I was reading through Jerome Bruner's Acts of Meaning the other day and had a thought along these lines.

Bruner was one of the early fathers of the anti-behaviorist cognitive turn in psychology, who later became critical of the computational and information-processing models of the mind. His main objection is that these theories ignore or downplay the importance of *meaning*, in the form of narratives, discourses, and personal interpretations, in favor of reductive causal explanations that localize "the Self" in the brain.

(His work anticipates and influences Taylor's work in certain key respects, as you can see.)

Anyway, I got to thinking about this in the context of psychiatric therapies and even medicine at large. Health today isn't even the right word for the concerns of the medical-industrial complex. The art of medicine has become mechanized, transforming living bodies into nothing but physical and chemical interactions in a lump of tissue. (Which very profitable drugs can "fix", naturally.)

We've seen this mechanization in effect worldwide over the last 18 months (and counting). The integrity of the physical and biological system takes precedence over any and every other goal and good. Our personal desires, interests, valued goods, sense of the worthwhile and significant all take a back seat to the proper functioning of the system.

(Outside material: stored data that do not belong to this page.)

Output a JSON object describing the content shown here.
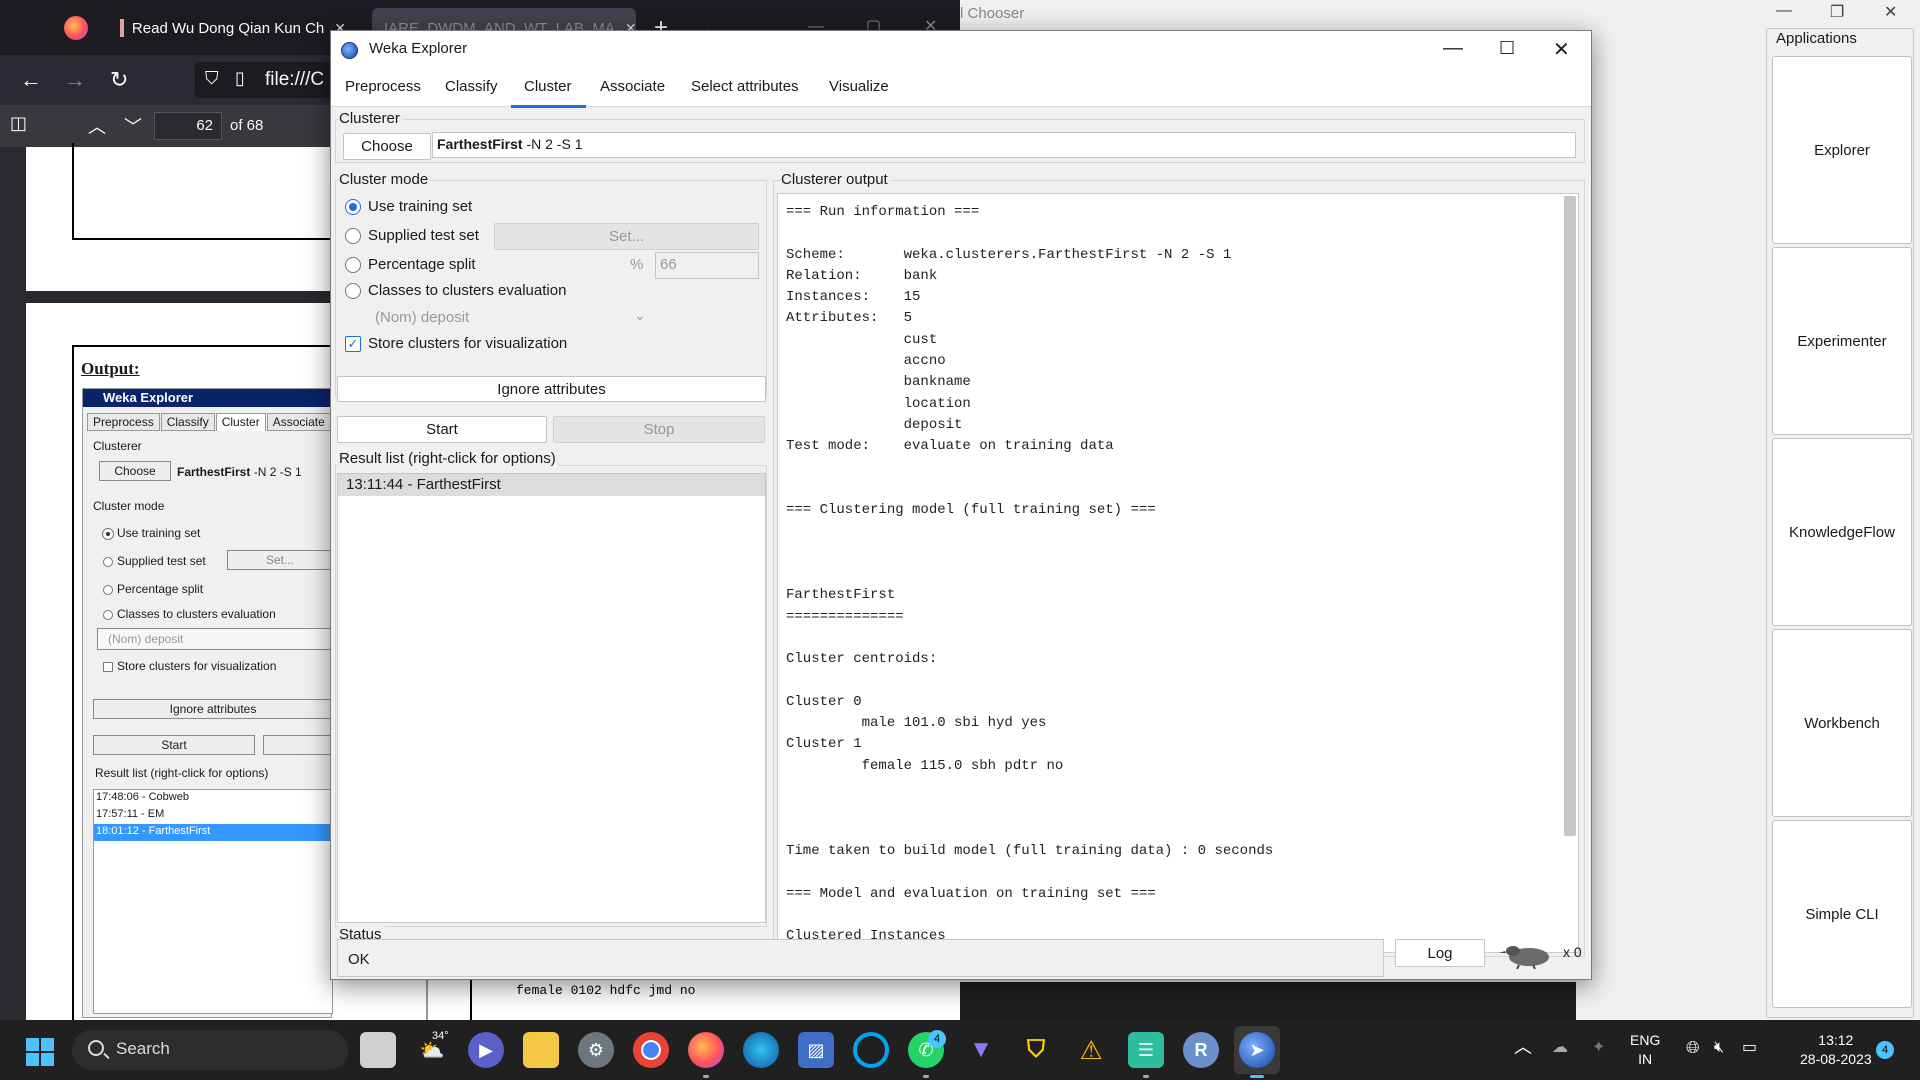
{
  "browser": {
    "tabs": [
      {
        "label": "Read Wu Dong Qian Kun Ch"
      },
      {
        "label": "IARE_DWDM_AND_WT_LAB_MA"
      }
    ],
    "url": "file:///C",
    "page_number": "62",
    "page_of": "of 68",
    "pdf": {
      "output_label": "Output:",
      "mini_window_title": "Weka Explorer",
      "mini_tabs": [
        "Preprocess",
        "Classify",
        "Cluster",
        "Associate"
      ],
      "clusterer_label": "Clusterer",
      "choose_label": "Choose",
      "clusterer_name": "FarthestFirst",
      "clusterer_args": "-N 2 -S 1",
      "cluster_mode_label": "Cluster mode",
      "modes": [
        "Use training set",
        "Supplied test set",
        "Percentage split",
        "Classes to clusters evaluation"
      ],
      "set_label": "Set...",
      "nom_label": "(Nom) deposit",
      "store_label": "Store clusters for visualization",
      "ignore_label": "Ignore attributes",
      "start_label": "Start",
      "result_label": "Result list (right-click for options)",
      "results": [
        "17:48:06 - Cobweb",
        "17:57:11 - EM",
        "18:01:12 - FarthestFirst"
      ],
      "bottom_text": "female 0102 hdfc jmd no"
    }
  },
  "chooser": {
    "title": "l Chooser",
    "group_label": "Applications",
    "apps": [
      "Explorer",
      "Experimenter",
      "KnowledgeFlow",
      "Workbench",
      "Simple CLI"
    ]
  },
  "weka": {
    "title": "Weka Explorer",
    "tabs": [
      "Preprocess",
      "Classify",
      "Cluster",
      "Associate",
      "Select attributes",
      "Visualize"
    ],
    "clusterer_legend": "Clusterer",
    "choose_label": "Choose",
    "clusterer_name": "FarthestFirst",
    "clusterer_args": "-N 2 -S 1",
    "cluster_mode_legend": "Cluster mode",
    "mode_training": "Use training set",
    "mode_supplied": "Supplied test set",
    "set_button": "Set...",
    "mode_percentage": "Percentage split",
    "percent_sign": "%",
    "percent_value": "66",
    "mode_classes": "Classes to clusters evaluation",
    "nom_deposit": "(Nom) deposit",
    "store_clusters": "Store clusters for visualization",
    "ignore_attributes": "Ignore attributes",
    "start_label": "Start",
    "stop_label": "Stop",
    "result_list_legend": "Result list (right-click for options)",
    "results": [
      "13:11:44 - FarthestFirst"
    ],
    "output_legend": "Clusterer output",
    "output_text": "=== Run information ===\n\nScheme:       weka.clusterers.FarthestFirst -N 2 -S 1\nRelation:     bank\nInstances:    15\nAttributes:   5\n              cust\n              accno\n              bankname\n              location\n              deposit\nTest mode:    evaluate on training data\n\n\n=== Clustering model (full training set) ===\n\n\n\nFarthestFirst\n==============\n\nCluster centroids:\n\nCluster 0\n         male 101.0 sbi hyd yes\nCluster 1\n         female 115.0 sbh pdtr no\n\n\n\nTime taken to build model (full training data) : 0 seconds\n\n=== Model and evaluation on training set ===\n\nClustered Instances",
    "status_legend": "Status",
    "status_text": "OK",
    "log_label": "Log",
    "x_count": "x 0"
  },
  "taskbar": {
    "search_label": "Search",
    "weather_temp": "34°",
    "whatsapp_badge": "4",
    "r_label": "R",
    "lang_line1": "ENG",
    "lang_line2": "IN",
    "time": "13:12",
    "date": "28-08-2023",
    "notif_count": "4"
  }
}
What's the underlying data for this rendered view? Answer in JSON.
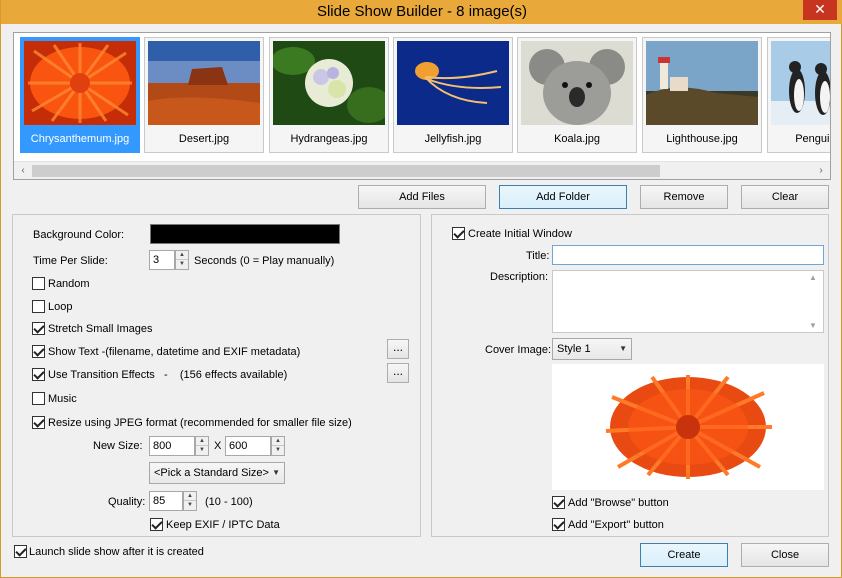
{
  "window": {
    "title": "Slide Show Builder - 8 image(s)",
    "close_glyph": "✕"
  },
  "gallery": {
    "items": [
      {
        "name": "Chrysanthemum.jpg",
        "selected": true
      },
      {
        "name": "Desert.jpg",
        "selected": false
      },
      {
        "name": "Hydrangeas.jpg",
        "selected": false
      },
      {
        "name": "Jellyfish.jpg",
        "selected": false
      },
      {
        "name": "Koala.jpg",
        "selected": false
      },
      {
        "name": "Lighthouse.jpg",
        "selected": false
      },
      {
        "name": "Penguins.jpg",
        "selected": false
      }
    ],
    "scroll_left": "‹",
    "scroll_right": "›"
  },
  "file_buttons": {
    "add_files": "Add Files",
    "add_folder": "Add Folder",
    "remove": "Remove",
    "clear": "Clear"
  },
  "left": {
    "background_color_label": "Background Color:",
    "background_color": "#000000",
    "time_per_slide_label": "Time Per Slide:",
    "time_per_slide_value": "3",
    "time_per_slide_note": "Seconds (0 = Play  manually)",
    "random": {
      "label": "Random",
      "checked": false
    },
    "loop": {
      "label": "Loop",
      "checked": false
    },
    "stretch": {
      "label": "Stretch Small Images",
      "checked": true
    },
    "show_text": {
      "label": "Show Text -(filename, datetime and EXIF metadata)",
      "checked": true
    },
    "transitions": {
      "label": "Use Transition Effects   -    (156 effects available)",
      "checked": true
    },
    "music": {
      "label": "Music",
      "checked": false
    },
    "resize": {
      "label": "Resize using JPEG format (recommended for smaller file size)",
      "checked": true
    },
    "new_size_label": "New Size:",
    "width": "800",
    "x_label": "X",
    "height": "600",
    "standard_size": "<Pick a Standard Size>",
    "quality_label": "Quality:",
    "quality": "85",
    "quality_range": "(10 - 100)",
    "keep_exif": {
      "label": "Keep EXIF / IPTC Data",
      "checked": true
    },
    "ellipsis": "..."
  },
  "right": {
    "create_initial": {
      "label": "Create Initial Window",
      "checked": true
    },
    "title_label": "Title:",
    "title_value": "",
    "description_label": "Description:",
    "cover_label": "Cover Image:",
    "cover_style": "Style 1",
    "browse": {
      "label": "Add \"Browse\" button",
      "checked": true
    },
    "export": {
      "label": "Add \"Export\" button",
      "checked": true
    }
  },
  "footer": {
    "launch": {
      "label": "Launch slide show after it is created",
      "checked": true
    },
    "create": "Create",
    "close": "Close"
  },
  "colors": {
    "titlebar": "#e8a93a",
    "selection": "#3399ff",
    "close": "#c7341f"
  }
}
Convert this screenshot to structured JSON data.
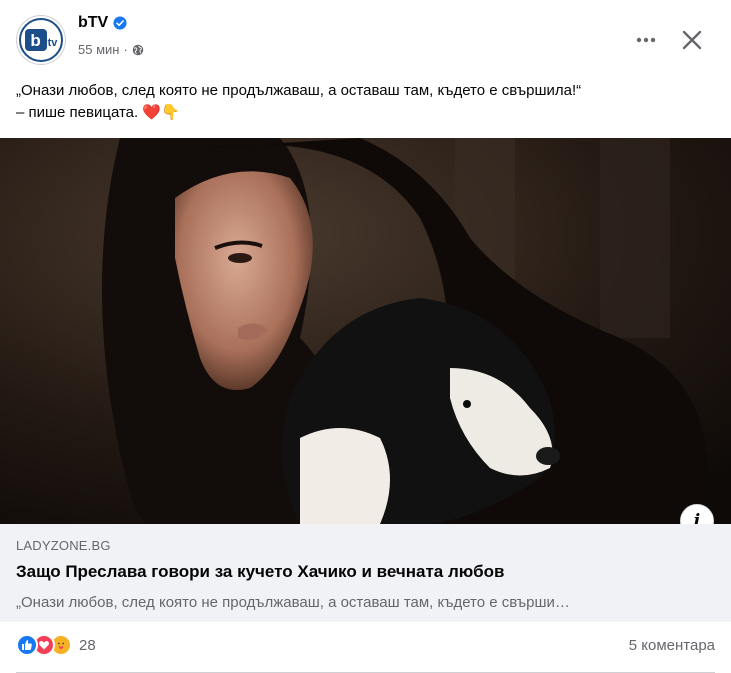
{
  "post": {
    "page_name": "bTV",
    "verified_icon": "verified-badge-icon",
    "time": "55 мин",
    "separator": "·",
    "audience_icon": "globe-icon",
    "logo": {
      "main": "b",
      "small": "tv",
      "brand_color": "#1c4e8a"
    },
    "text_line1": "„Онази любов, след която не продължаваш, а оставаш там, където е свършила!“",
    "text_line2": "– пише певицата.",
    "text_emojis": "❤️👇"
  },
  "toolbar": {
    "more_icon": "more-horizontal-icon",
    "close_icon": "close-icon"
  },
  "link_preview": {
    "domain": "LADYZONE.BG",
    "title": "Защо Преслава говори за кучето Хачико и вечната любов",
    "description": "„Онази любов, след която не продължаваш, а оставаш там, където е свърши…",
    "info_label": "i"
  },
  "engagement": {
    "reaction_icons": [
      "like-reaction-icon",
      "love-reaction-icon",
      "care-reaction-icon"
    ],
    "reaction_count": "28",
    "comments": "5 коментара"
  },
  "colors": {
    "accent": "#1877f2",
    "love": "#f33e58",
    "care": "#f7b125",
    "secondary_text": "#65676b",
    "link_box_bg": "#f0f2f5"
  }
}
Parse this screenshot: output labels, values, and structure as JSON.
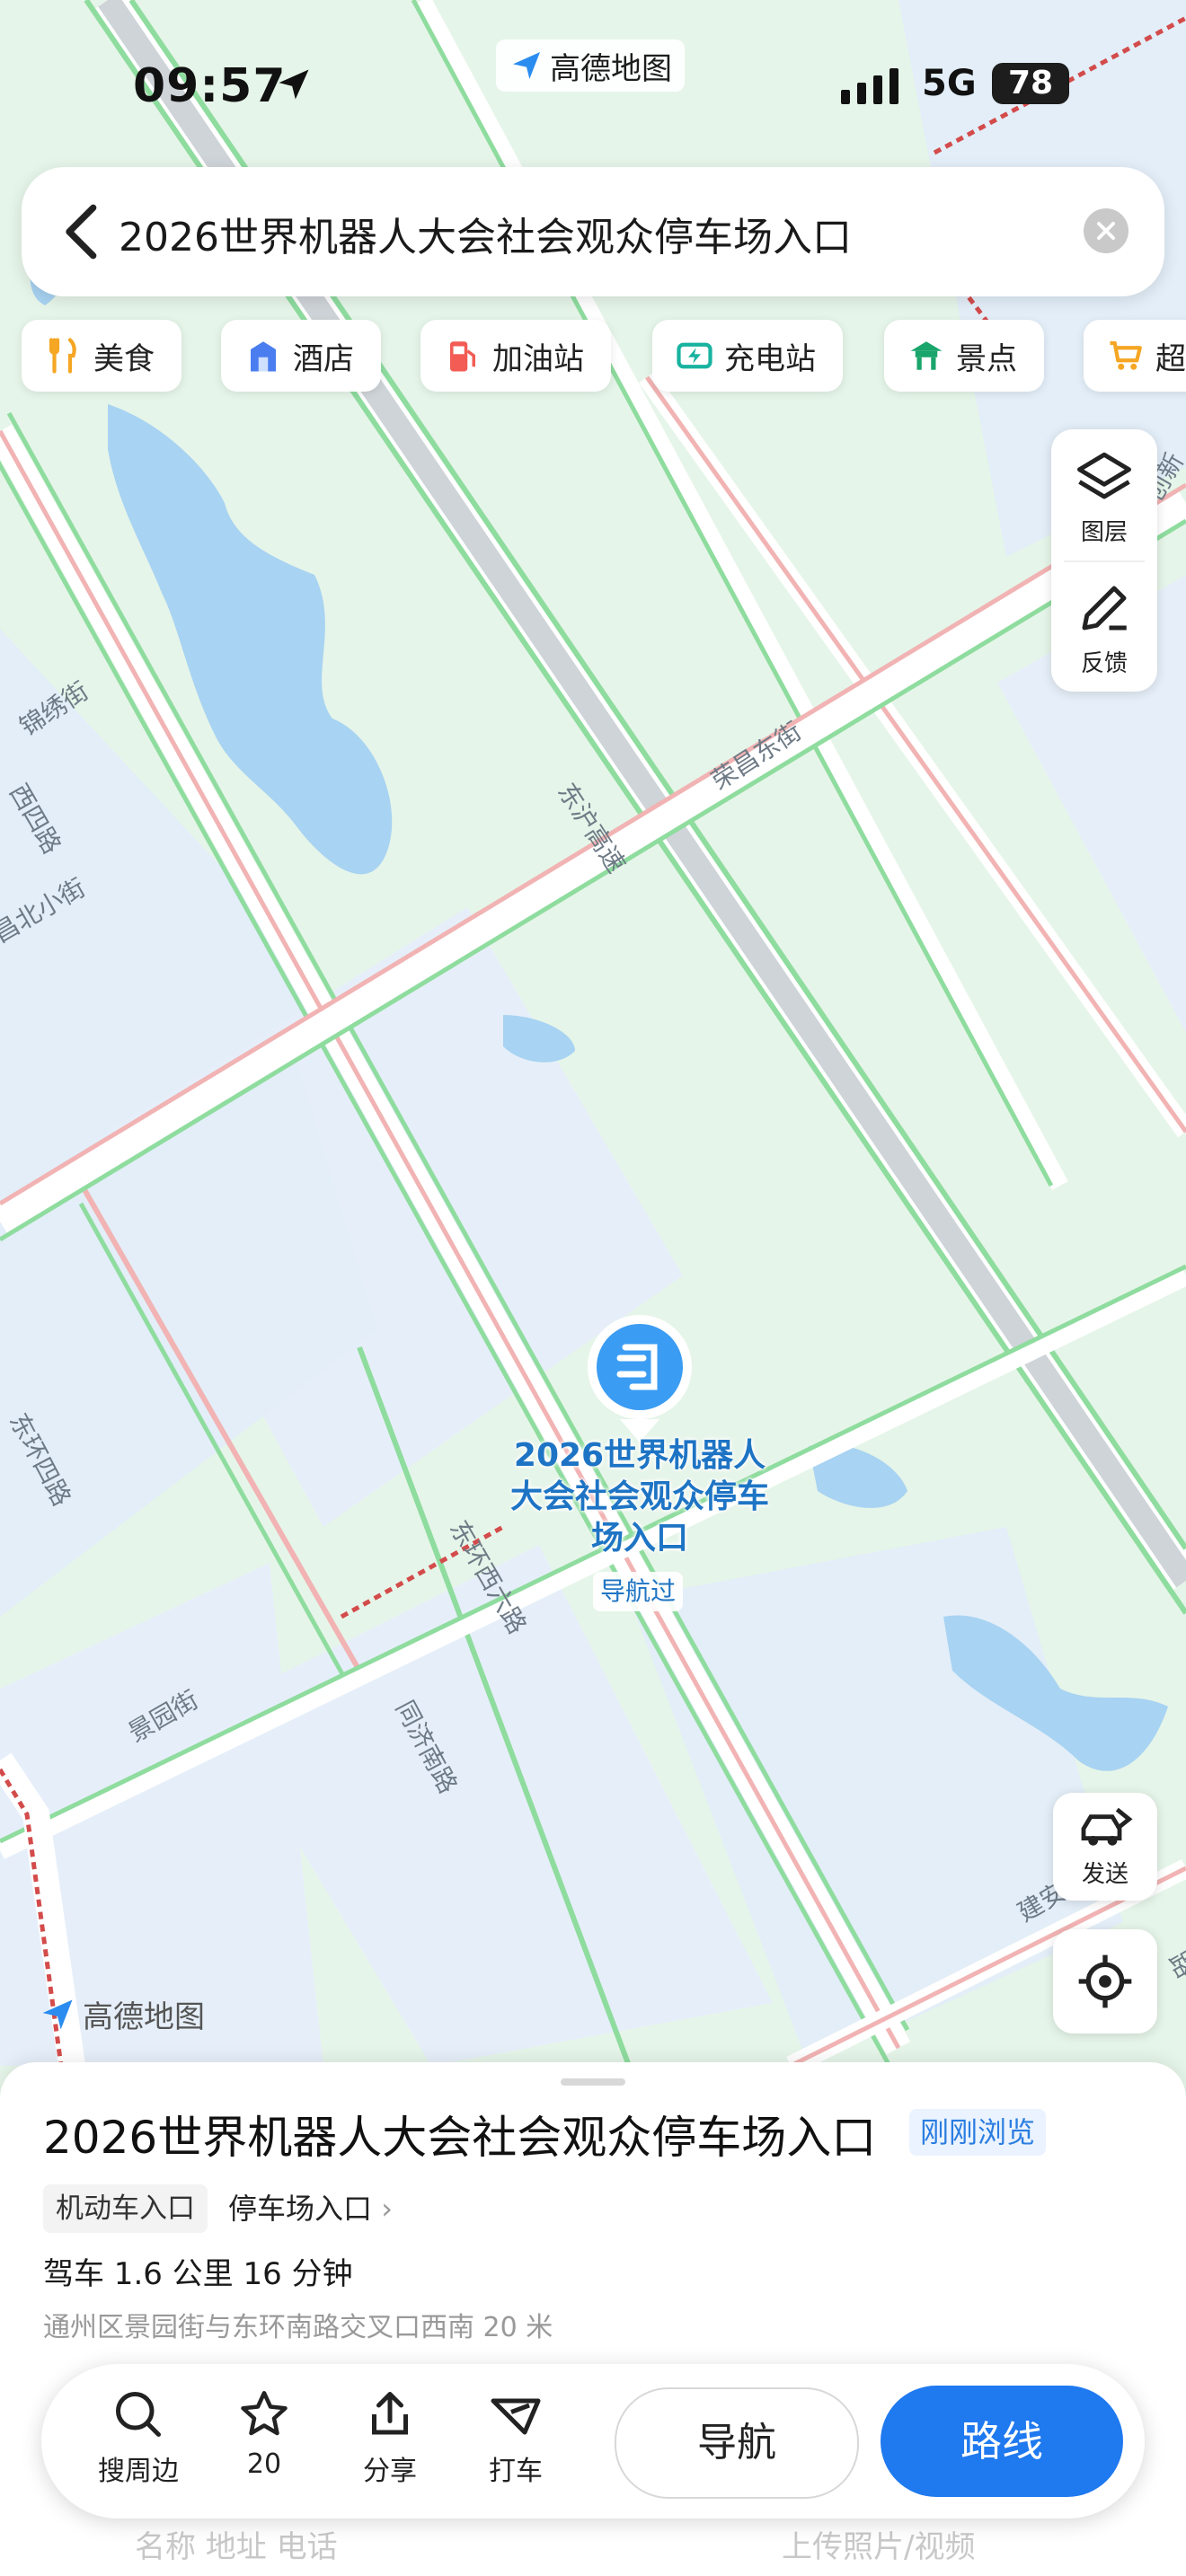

You could easily fit this situation into what you've argued here. And what we're seeing can be understood as a contraction of valid vocabularies.

Instead of being able to discuss values, purposes, meanings, giving interpretations of ourselves and our deepest concerns and goals, we're living through the later stages of a social process that has -- among other things -- winnowed down the range of acceptable languages and conversations.

And I mean that in the sense that you implied by reference to vocabularies of analogy. That's forbidden now when we've got shiny AI, info, cognitive, neuro-whatever languages that get to the only real and genuine reality of the human condition.

We're seeing a deficit of empathy in part because, at least within the scope of these bloated institutions, we're limited to an impoverished language that can only refer in any serious and non-derived way to objective physical properties.

We're learning to treat each other the way we treat the car and the toaster.